Special Report: Addressing the Challenge of Scalp Scars

Scarring is an inevitable part of hair restoration and physicians performing hair transplants are always challenged to reduce scarring as much as they are able. The strip method which is the most popular form of hair restoration surgery requires a donor strip to be taken from the permanent zone which requires the doctor to pay close attention to wound closure and scar reduction. Some patients have suffered trauma that may have left unwanted scar. Hair, can naturally cover scars in most cases. However, when it happens to be close to the hairline or depending on the patients hair style it can be harder to cover up.

Since the advent of hair transplant surgery, hair transplant surgeons have been challenged to address the scarring that is inevitable from the donor wound in strip hair transplants. Other types of scalp surgeries such as neurological surgeries can also leave linear type scars in the scalp. In addition trauma to the head can leave a person with unwanted scar. A patient’s natural hair coverage can obscure the visibility of a scar in most cases. However, proximity to a patient’s hairline and or wearing the hair too short can make a scar more obvious.

Surgeons can repair or disguise most scars. The differences of shape as well as the placement and size of the scars will determine the technique that is used by the surgeon. The goal is to revise the scar so that it may be almost invisible. This scar revisioning is far more than a cosmetic need. Scars can affect the person’s self-esteem. Surgeons are in the forefront of minimal scarring.

Addressing scalp scarring from trauma and scalp surgeries.

A hair transplant surgeon can easily repair or camouflage most scalp scars. The variations in a scar shape, location and size are key factors affecting the techniques that a surgeon will use in the revisioning of the scar. The singular and most important purpose of the scar revisioning is to obscure or minimize its appearance to the naked eye. Scar revisioning is not merely cosmetic. Disfigurement from scarring often affects a person’s sense of well being and self worth. Do to the inherent nature of the work they do cosmetic surgeons are at the forefront of minimizing the appearance of scars. We have developed an algorithm utilized in hair restoration and other surgical cosmetic practices that effectively meets the challenge of scarring from these procedures. Many of the same techniques are also employed in addressing scalp scarring from trauma and scalp surgical procedures.

A wider scar can come to be as the result of stretching. Stretched skin can have a variation in color, different from the skin surrounding the scar. Bringing hair into the scarred area can meld this difference. Blending the contrast is the key to success. Follicular unit grafts with FUE and trichophytic closure on one or both edges of the scar is the best technique. Many people need various transplants into the scalp to better disguise the scar.

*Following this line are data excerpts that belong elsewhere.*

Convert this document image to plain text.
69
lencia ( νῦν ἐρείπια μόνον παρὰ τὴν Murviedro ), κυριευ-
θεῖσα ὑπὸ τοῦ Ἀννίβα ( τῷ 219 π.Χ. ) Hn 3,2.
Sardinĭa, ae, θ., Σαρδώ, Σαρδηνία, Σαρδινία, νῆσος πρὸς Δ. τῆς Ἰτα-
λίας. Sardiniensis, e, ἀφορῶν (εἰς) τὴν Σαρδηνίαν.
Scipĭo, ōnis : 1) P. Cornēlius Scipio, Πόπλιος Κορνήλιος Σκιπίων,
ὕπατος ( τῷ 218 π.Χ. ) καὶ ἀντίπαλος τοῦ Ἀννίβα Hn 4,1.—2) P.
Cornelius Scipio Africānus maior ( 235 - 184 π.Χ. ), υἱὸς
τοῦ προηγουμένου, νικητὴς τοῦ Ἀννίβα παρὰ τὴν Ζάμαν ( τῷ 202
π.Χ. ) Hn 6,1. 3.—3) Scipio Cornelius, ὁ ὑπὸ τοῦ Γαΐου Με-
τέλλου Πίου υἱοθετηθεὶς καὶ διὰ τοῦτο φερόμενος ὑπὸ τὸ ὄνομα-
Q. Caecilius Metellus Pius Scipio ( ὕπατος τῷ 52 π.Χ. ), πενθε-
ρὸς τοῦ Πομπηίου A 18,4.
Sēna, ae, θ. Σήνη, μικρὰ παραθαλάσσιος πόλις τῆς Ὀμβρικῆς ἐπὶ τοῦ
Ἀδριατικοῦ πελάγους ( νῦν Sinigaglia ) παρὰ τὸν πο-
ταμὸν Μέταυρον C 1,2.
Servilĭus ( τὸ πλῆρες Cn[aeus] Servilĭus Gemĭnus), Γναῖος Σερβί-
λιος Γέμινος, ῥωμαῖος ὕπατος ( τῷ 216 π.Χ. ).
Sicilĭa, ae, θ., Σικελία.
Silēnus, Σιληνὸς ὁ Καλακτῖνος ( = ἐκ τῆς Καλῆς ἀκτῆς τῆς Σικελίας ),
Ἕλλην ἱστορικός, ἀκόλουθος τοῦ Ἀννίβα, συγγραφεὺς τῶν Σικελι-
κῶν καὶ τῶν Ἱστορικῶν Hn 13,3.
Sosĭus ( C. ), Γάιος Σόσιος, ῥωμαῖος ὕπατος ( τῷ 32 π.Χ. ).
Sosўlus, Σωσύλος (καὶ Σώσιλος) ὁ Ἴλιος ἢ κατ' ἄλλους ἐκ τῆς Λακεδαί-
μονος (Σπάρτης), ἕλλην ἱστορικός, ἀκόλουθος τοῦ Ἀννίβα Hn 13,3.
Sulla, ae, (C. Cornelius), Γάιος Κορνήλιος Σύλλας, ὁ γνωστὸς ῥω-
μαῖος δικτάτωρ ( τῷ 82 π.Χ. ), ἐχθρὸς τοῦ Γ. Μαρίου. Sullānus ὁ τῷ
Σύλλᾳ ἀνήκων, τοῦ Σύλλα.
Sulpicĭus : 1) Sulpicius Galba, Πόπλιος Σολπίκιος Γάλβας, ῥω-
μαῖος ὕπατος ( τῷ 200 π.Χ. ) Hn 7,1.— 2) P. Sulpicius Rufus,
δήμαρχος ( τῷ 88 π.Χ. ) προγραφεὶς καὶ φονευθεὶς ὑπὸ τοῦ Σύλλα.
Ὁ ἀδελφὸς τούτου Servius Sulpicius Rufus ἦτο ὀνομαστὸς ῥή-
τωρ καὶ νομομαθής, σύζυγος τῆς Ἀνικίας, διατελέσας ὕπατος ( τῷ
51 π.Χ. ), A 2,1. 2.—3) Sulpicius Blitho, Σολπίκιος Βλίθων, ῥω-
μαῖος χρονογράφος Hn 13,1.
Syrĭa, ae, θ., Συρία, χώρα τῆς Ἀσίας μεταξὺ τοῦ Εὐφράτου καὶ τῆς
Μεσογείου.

A scar that is wider than expected gives evidence that some level of stretching has occurred. Skin that is stretched typically has a contrasting color to neighboring skin. Minimizing this contrast is one of the key approaches to reducing this type of scar. Hair transplant surgeon can reduce the contrast by bringing hair inside the scar by a variety of techniques to minimize the contrast between the hair bearing scalp and non-hair bearing scar. That is done through placing follicular unit grafts with FUE procedure or by performing trichophytic closure on one or both edges of a scalp scar. Many people may need more than one hair transplant into their scalp to improve the reduction in visibility of the scar.

If you are suffering from a scalp scar, you need to find a good hair transplant surgeon with plenty of experience with treatment of scalp scars. A simple consultation would make the overall plan clear. The plan may include a surgical procedure, using cosmetics for hair and scalp and hair style changes.

Parsa Mohebi, MD
US Hair Restoration, Los Angeles, CA, USA.